# HOW MUCH HUMIDITY FOR A DESERT TORTOISE?



## Carol S (Aug 30, 2012)

How much humidity is good for a Desert Tortoise? I am afraid if I water their outside enclosure too much it could lead to a URI. They are 4 years old. 

Also I am not going to hibernate them this winter. I will have their inside enclosures one half aspen, kept dry, (sleeping area with hide). The other half will be cypress mulch. So should I keep the cypress mulch slightly damp which is what I do for my youngest Russian tortoise's inside enclosure as I do not hibernate him as he is extremely small for his age.

Thank you in advance for any information.


----------



## ascott (Aug 30, 2012)

You can water the outdoor yard for the tort each day if you live in a dry/hot climate.....just don't soak the inside of what ever hide/burrow they have for their retreat....

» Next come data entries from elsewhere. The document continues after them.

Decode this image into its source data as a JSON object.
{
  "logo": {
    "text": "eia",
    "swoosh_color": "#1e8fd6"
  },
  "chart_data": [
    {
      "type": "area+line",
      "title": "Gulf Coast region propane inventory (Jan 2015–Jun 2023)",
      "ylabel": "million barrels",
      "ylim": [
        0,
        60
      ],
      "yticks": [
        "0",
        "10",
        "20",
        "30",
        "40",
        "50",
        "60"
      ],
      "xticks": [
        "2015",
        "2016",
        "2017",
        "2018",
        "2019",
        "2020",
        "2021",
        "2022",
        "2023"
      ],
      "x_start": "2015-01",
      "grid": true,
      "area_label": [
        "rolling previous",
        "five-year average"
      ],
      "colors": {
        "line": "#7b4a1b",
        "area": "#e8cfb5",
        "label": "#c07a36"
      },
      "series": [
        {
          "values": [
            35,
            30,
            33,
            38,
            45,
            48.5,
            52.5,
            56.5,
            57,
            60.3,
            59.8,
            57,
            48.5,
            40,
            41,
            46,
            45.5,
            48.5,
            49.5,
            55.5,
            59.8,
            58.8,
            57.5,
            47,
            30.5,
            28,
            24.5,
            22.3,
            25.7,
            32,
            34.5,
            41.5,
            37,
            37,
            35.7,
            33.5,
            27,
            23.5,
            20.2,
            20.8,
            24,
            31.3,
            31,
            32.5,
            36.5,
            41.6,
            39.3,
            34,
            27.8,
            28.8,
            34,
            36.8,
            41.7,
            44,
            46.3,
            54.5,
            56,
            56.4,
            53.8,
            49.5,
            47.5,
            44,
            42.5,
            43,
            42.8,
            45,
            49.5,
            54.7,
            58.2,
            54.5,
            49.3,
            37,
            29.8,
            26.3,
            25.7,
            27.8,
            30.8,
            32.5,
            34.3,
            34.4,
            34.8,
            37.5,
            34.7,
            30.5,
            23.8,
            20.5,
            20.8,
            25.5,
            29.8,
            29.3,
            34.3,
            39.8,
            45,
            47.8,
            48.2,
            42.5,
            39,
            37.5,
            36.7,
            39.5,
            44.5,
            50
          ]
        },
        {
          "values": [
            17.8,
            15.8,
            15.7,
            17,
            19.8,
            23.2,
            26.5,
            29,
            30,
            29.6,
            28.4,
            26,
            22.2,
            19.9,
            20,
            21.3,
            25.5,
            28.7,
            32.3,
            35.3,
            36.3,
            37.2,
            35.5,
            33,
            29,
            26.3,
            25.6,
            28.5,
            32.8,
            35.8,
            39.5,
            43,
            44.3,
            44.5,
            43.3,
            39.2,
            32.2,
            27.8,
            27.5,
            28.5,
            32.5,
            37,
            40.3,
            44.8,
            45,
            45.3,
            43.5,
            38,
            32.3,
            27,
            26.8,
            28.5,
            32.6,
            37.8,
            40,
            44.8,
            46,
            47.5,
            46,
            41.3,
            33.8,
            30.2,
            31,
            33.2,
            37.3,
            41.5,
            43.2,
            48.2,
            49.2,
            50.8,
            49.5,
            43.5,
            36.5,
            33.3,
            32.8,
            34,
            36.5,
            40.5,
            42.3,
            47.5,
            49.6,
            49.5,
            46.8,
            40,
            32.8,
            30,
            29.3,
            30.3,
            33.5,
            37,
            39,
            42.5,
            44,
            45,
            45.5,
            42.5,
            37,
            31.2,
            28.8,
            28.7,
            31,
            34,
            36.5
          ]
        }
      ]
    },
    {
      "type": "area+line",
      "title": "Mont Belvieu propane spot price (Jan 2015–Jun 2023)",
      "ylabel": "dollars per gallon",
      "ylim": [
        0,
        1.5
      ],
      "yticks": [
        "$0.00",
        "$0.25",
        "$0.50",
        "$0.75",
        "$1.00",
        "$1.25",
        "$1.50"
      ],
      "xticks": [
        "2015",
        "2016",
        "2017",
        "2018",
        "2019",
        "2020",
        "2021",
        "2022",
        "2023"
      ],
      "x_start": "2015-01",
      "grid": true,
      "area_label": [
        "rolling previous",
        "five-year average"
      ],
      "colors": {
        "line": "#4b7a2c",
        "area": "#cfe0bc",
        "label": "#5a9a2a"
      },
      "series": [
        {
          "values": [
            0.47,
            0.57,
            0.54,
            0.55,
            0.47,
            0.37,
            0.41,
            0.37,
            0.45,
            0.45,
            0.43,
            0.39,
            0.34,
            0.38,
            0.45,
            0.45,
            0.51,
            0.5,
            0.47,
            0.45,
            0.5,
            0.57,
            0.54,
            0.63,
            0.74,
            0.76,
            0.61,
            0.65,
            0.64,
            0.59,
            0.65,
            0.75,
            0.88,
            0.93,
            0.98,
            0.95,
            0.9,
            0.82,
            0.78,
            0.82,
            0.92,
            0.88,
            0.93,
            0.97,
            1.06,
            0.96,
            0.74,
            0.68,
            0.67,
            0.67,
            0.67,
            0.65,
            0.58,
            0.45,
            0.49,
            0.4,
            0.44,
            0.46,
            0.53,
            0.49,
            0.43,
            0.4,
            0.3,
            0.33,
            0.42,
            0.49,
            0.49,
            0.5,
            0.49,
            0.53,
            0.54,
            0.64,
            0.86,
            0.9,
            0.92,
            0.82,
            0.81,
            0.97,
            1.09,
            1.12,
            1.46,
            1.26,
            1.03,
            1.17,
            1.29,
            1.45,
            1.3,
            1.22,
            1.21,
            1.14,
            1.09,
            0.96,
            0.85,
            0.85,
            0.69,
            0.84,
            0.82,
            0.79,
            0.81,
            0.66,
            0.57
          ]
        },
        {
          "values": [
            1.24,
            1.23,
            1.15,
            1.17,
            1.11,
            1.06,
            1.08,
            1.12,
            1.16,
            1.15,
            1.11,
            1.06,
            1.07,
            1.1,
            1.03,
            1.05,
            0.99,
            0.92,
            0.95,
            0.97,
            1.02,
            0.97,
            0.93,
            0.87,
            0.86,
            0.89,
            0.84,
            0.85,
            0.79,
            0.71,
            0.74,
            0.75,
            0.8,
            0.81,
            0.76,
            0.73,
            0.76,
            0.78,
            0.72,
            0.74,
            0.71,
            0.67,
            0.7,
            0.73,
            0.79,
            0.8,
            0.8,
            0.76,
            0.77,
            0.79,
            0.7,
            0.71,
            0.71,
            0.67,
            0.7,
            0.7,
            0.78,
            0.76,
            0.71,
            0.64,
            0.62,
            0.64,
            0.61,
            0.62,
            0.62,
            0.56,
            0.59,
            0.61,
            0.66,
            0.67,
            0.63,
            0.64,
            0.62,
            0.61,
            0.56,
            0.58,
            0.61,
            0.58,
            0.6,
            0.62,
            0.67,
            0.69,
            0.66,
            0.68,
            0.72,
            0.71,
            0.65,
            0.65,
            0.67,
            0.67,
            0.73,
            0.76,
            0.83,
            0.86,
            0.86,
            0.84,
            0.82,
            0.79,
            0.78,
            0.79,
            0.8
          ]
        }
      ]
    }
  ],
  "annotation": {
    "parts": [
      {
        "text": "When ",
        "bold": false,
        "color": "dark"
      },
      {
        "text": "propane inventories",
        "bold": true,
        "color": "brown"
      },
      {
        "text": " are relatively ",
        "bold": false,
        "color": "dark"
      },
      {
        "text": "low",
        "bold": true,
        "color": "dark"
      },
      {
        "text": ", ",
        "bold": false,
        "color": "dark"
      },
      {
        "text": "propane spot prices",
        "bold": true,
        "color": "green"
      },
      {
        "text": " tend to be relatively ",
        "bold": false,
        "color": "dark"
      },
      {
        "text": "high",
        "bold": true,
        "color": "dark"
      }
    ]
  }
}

I would not use aspen at all....I would suggest you use peat moss or coco coir or organic top soil---or a combination of all together....at the age they are now I would only wet some of the substrate directly under the heat source/light and not any of the cool spaces in the enclosure...


----------



## Eweezyfosheezy (Aug 30, 2012)

Ditto^^^

If you are in Cali or AZ then it is still most likely HOT! Unfortunately I dont care for deserts anymore but when I did there favorite time of the day was sprinkler time.


----------